Catherine riait, les poings aux hanches, le bonnet chaviré sur une oreille. Désignant Reymond du menton, elle disait très bas :

— Est-ce que c’est lui ?…

— Jamais de la vie ! Il est Suisse, celui-là… Ah ! je le mets plus haut que Kraut et que Kummel, mais je veux un prétendant qui boive, depuis vingt ans au moins, le kirsch d’Alsace.

— À table ! à table ! criait le grand-père.

Un chef-d’œuvre, cette table, avec son pot à lait ventru, sa cafetière bedonnante, son rayon de miel, sa miche, son gâteau aux groseilles, sa corbeille de fraises. Deux tourterelles qui roucoulaient dans une cage remplissaient la demeure de leur mélancolie amoureuse.

— Que c’est joli, grand-père ! Comme nous allons être heureux, les deux seuls, pendant huit jours ! Comme je me réjouis de travailler au jardin avec Catherine ! disait Suzanne.

— Oui, ma Suzele, répondait le vieillard. Ta place, ici, près de moi. Monsieur Reymond… Victor… Et n’oublions pas que c’est dimanche, aujourd’hui. Je demande la bénédiction d’en haut. « Mon Dieu, bénis cette nourriture que tu nous donnes en abondance. Fais que nous en usions avec reconnaissance, avec joie, et pour ta gloire. Amen !… »

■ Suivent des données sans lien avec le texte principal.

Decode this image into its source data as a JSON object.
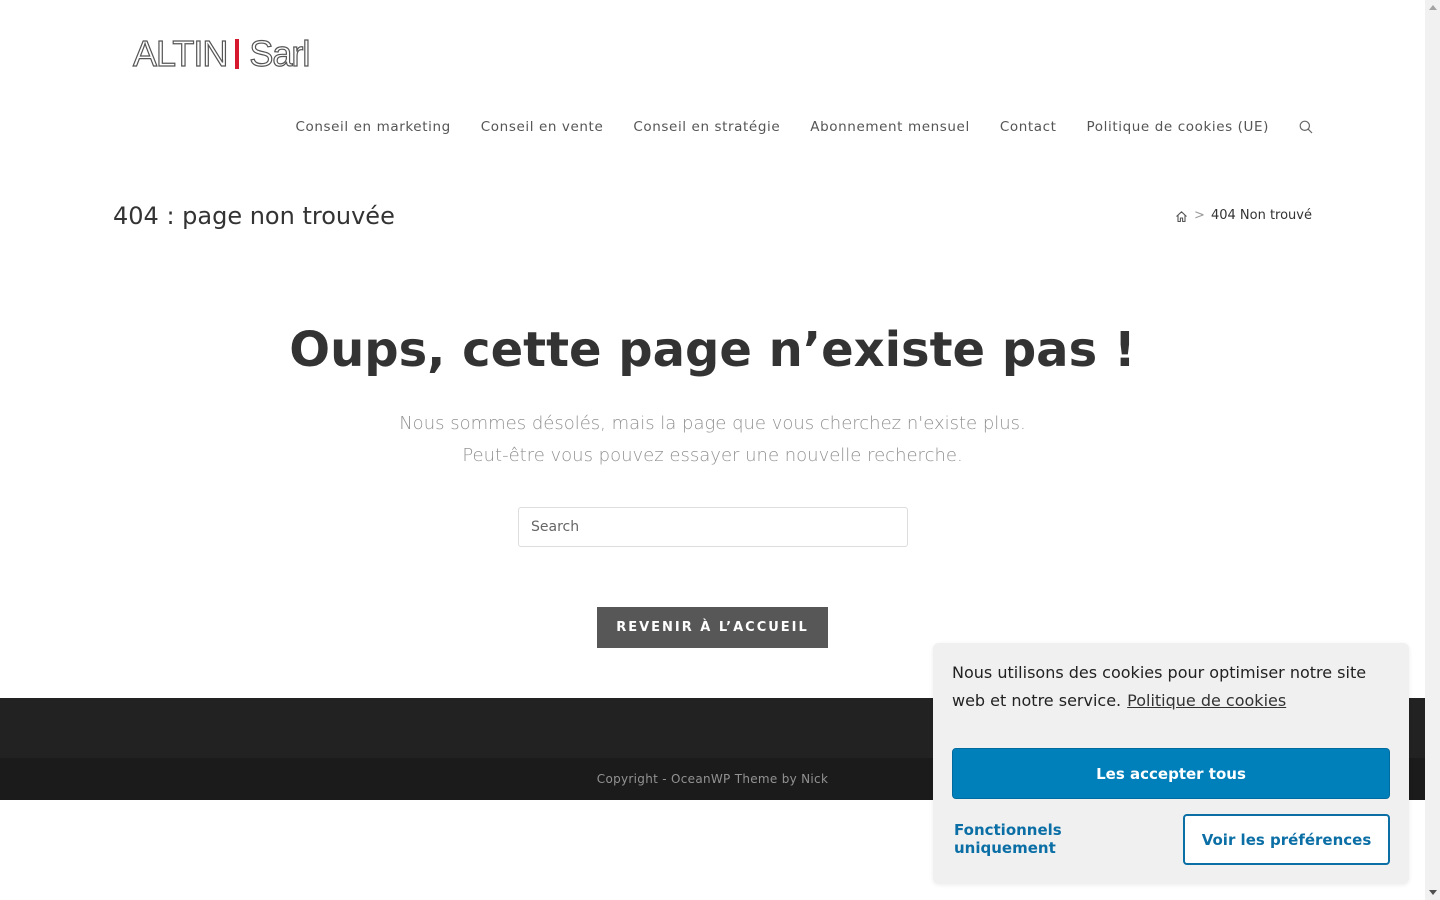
{
  "header": {
    "logo_left": "ALTIN",
    "logo_right": "Sarl",
    "nav": [
      {
        "label": "Conseil en marketing"
      },
      {
        "label": "Conseil en vente"
      },
      {
        "label": "Conseil en stratégie"
      },
      {
        "label": "Abonnement mensuel"
      },
      {
        "label": "Contact"
      },
      {
        "label": "Politique de cookies (UE)"
      }
    ]
  },
  "page_header": {
    "title": "404 : page non trouvée",
    "breadcrumb_separator": ">",
    "breadcrumb_current": "404 Non trouvé"
  },
  "main": {
    "headline": "Oups, cette page n’existe pas !",
    "message_line1": "Nous sommes désolés, mais la page que vous cherchez n'existe plus.",
    "message_line2": "Peut-être vous pouvez essayer une nouvelle recherche.",
    "search_placeholder": "Search",
    "home_button": "REVENIR À L’ACCUEIL"
  },
  "footer": {
    "copyright": "Copyright - OceanWP Theme by Nick"
  },
  "cookie_banner": {
    "text": "Nous utilisons des cookies pour optimiser notre site web et notre service.",
    "policy_link": "Politique de cookies",
    "accept_all": "Les accepter tous",
    "functional_only": "Fonctionnels uniquement",
    "preferences": "Voir les préférences"
  },
  "colors": {
    "accent_red": "#d7192f",
    "cookie_blue": "#0080bb",
    "footer_dark": "#222222",
    "button_grey": "#575757"
  },
  "icons": {
    "search": "search-icon",
    "home": "home-icon"
  }
}
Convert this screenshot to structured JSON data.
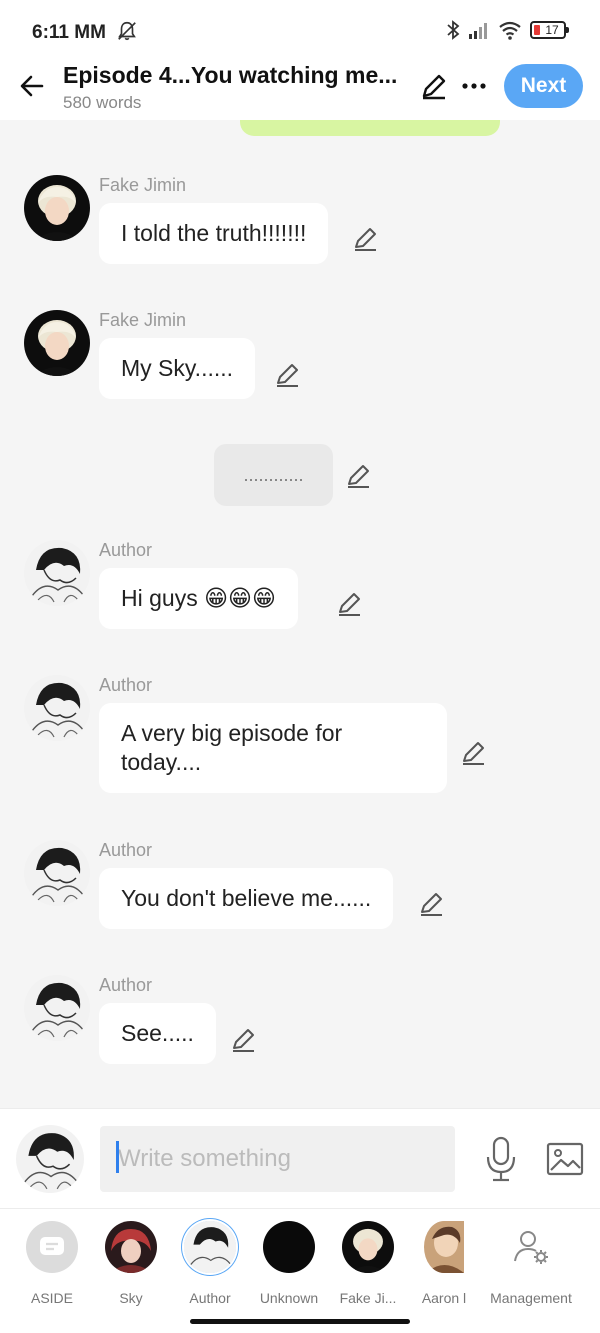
{
  "status_bar": {
    "time": "6:11 MM",
    "battery": "17"
  },
  "header": {
    "title": "Episode 4...You watching me...",
    "word_count": "580 words",
    "next_label": "Next"
  },
  "messages": [
    {
      "sender": "Fake Jimin",
      "text": "I told the truth!!!!!!!",
      "avatar": "fake-jimin"
    },
    {
      "sender": "Fake Jimin",
      "text": "My Sky......",
      "avatar": "fake-jimin"
    },
    {
      "aside": "............"
    },
    {
      "sender": "Author",
      "text": "Hi guys 😁😁😁",
      "avatar": "author"
    },
    {
      "sender": "Author",
      "text": "A very big episode for today....",
      "avatar": "author"
    },
    {
      "sender": "Author",
      "text": "You don't believe me......",
      "avatar": "author"
    },
    {
      "sender": "Author",
      "text": "See.....",
      "avatar": "author"
    }
  ],
  "aside_text": "............",
  "input": {
    "placeholder": "Write something"
  },
  "characters": [
    {
      "name": "ASIDE",
      "icon": "aside-icon"
    },
    {
      "name": "Sky",
      "icon": "sky-avatar"
    },
    {
      "name": "Author",
      "icon": "author-avatar",
      "selected": true
    },
    {
      "name": "Unknown",
      "icon": "unknown-avatar"
    },
    {
      "name": "Fake Ji...",
      "icon": "fake-jimin-avatar"
    },
    {
      "name": "Aaron l",
      "icon": "aaron-avatar"
    },
    {
      "name": "Management",
      "icon": "management-icon"
    }
  ],
  "colors": {
    "accent": "#5aa7f5",
    "prev_bubble": "#d8f5a2",
    "background": "#f5f5f5"
  }
}
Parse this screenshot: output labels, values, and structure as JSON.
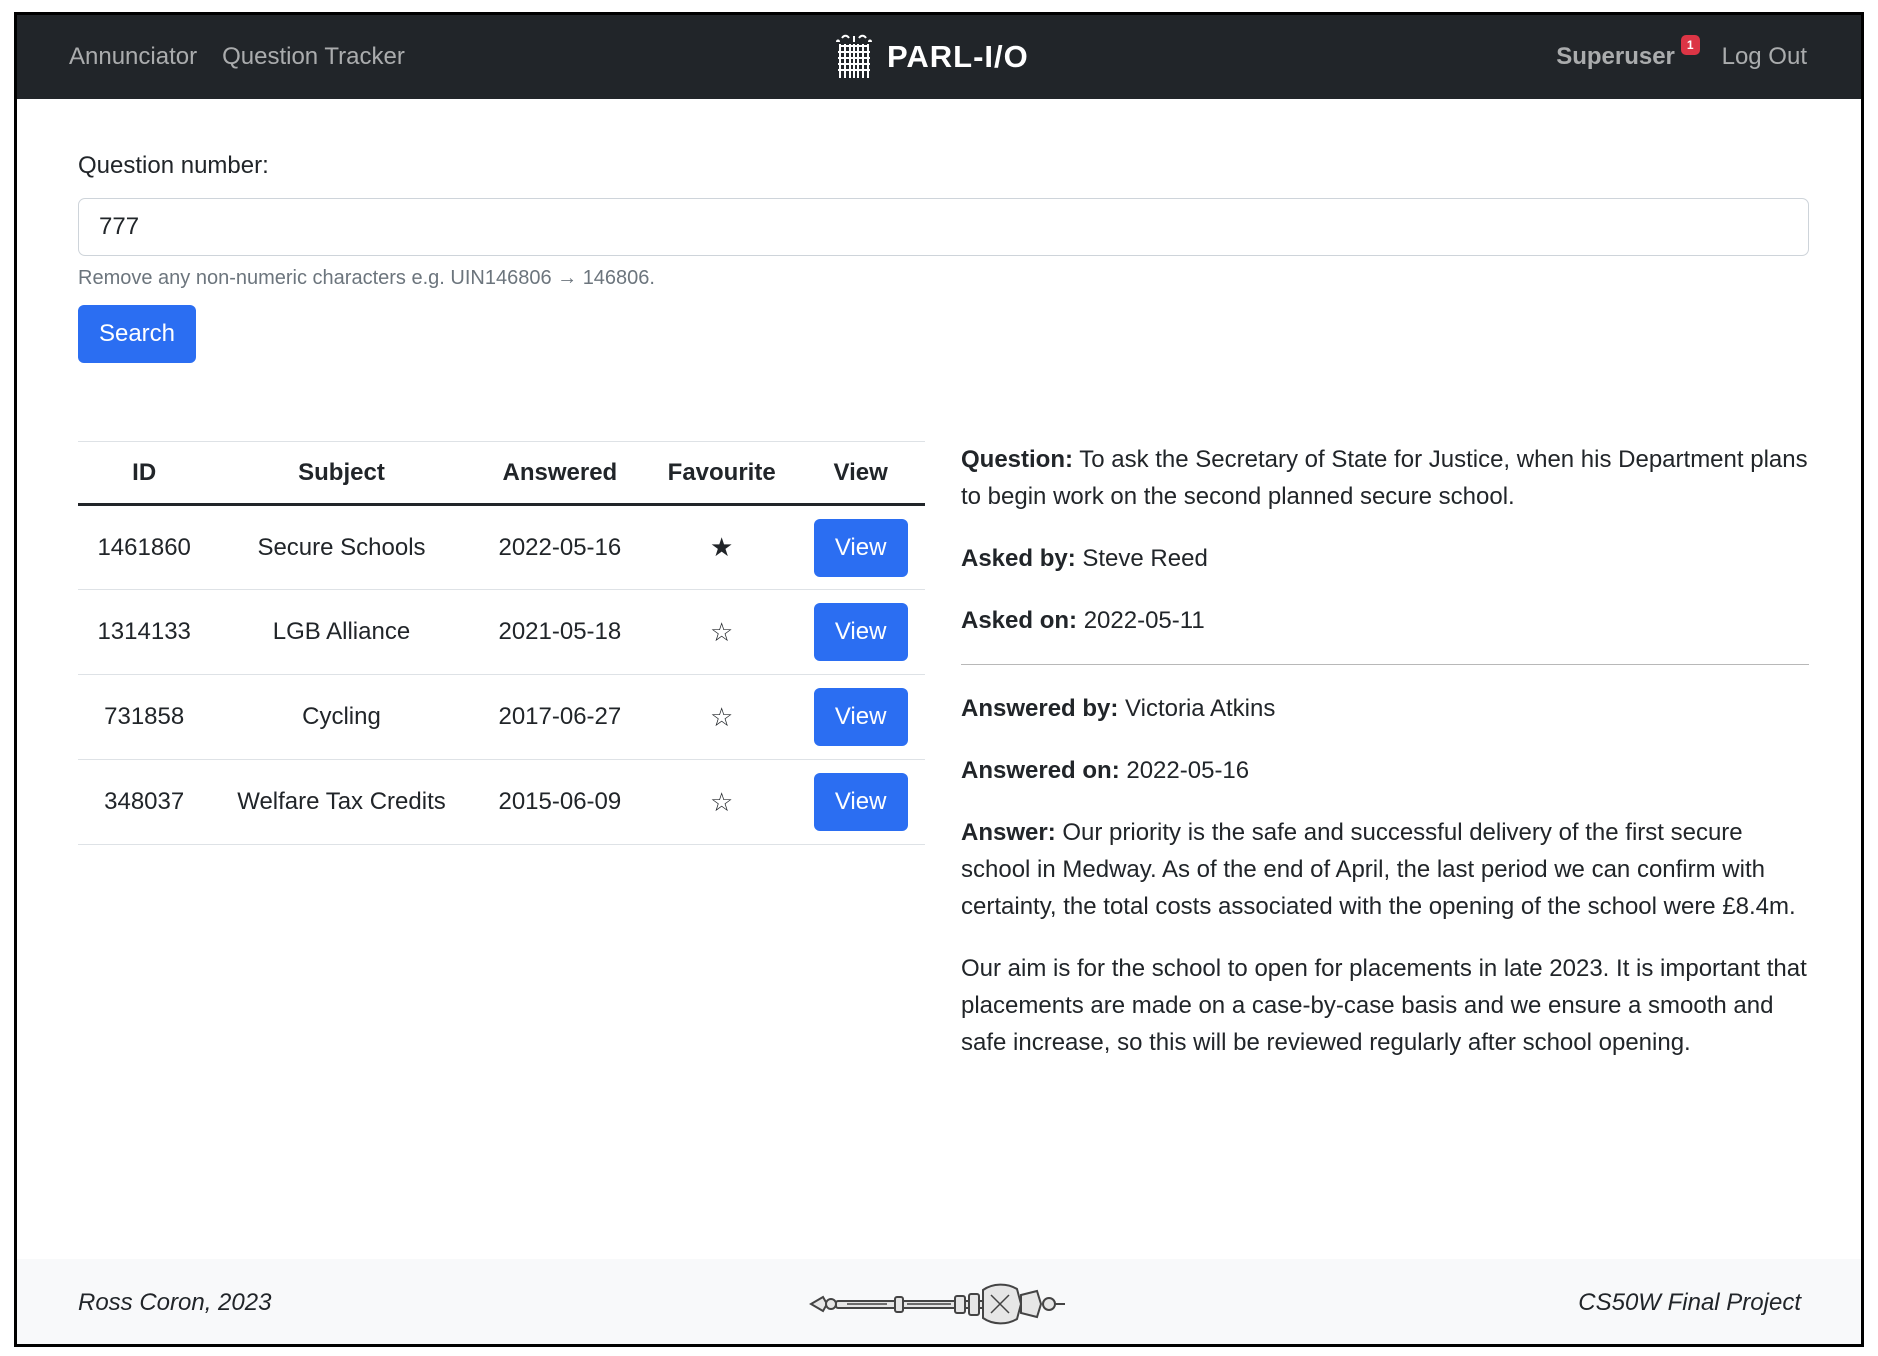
{
  "nav": {
    "links": [
      "Annunciator",
      "Question Tracker"
    ],
    "brand": "PARL-I/O",
    "user": "Superuser",
    "notifications": "1",
    "logout": "Log Out"
  },
  "search": {
    "label": "Question number:",
    "value": "777",
    "help": "Remove any non-numeric characters e.g. UIN146806 → 146806.",
    "button": "Search"
  },
  "table": {
    "headers": [
      "ID",
      "Subject",
      "Answered",
      "Favourite",
      "View"
    ],
    "rows": [
      {
        "id": "1461860",
        "subject": "Secure Schools",
        "answered": "2022-05-16",
        "favourite": "★",
        "view": "View"
      },
      {
        "id": "1314133",
        "subject": "LGB Alliance",
        "answered": "2021-05-18",
        "favourite": "☆",
        "view": "View"
      },
      {
        "id": "731858",
        "subject": "Cycling",
        "answered": "2017-06-27",
        "favourite": "☆",
        "view": "View"
      },
      {
        "id": "348037",
        "subject": "Welfare Tax Credits",
        "answered": "2015-06-09",
        "favourite": "☆",
        "view": "View"
      }
    ]
  },
  "detail": {
    "question_label": "Question:",
    "question": "To ask the Secretary of State for Justice, when his Department plans to begin work on the second planned secure school.",
    "asked_by_label": "Asked by:",
    "asked_by": "Steve Reed",
    "asked_on_label": "Asked on:",
    "asked_on": "2022-05-11",
    "answered_by_label": "Answered by:",
    "answered_by": "Victoria Atkins",
    "answered_on_label": "Answered on:",
    "answered_on": "2022-05-16",
    "answer_label": "Answer:",
    "answer_p1": "Our priority is the safe and successful delivery of the first secure school in Medway. As of the end of April, the last period we can confirm with certainty, the total costs associated with the opening of the school were £8.4m.",
    "answer_p2": "Our aim is for the school to open for placements in late 2023. It is important that placements are made on a case-by-case basis and we ensure a smooth and safe increase, so this will be reviewed regularly after school opening."
  },
  "footer": {
    "left": "Ross Coron, 2023",
    "right": "CS50W Final Project"
  }
}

On attaqua le pain, le lait, le café, le miel, le gâteau, les fraises. Reymond ne disait pas grand’chose. Il regardait, il écoutait ces Alsaciens, trois générations restées fidèles aux deux parlers de la province : le patois, dru, rauque, bruit du cailloux que charrie le torrent, tout de franchise, et soudain, là dedans, le français habillé à l’alsacienne, tout en bonhomie chantante. Le grand-père faisait la chronique de Milchpach.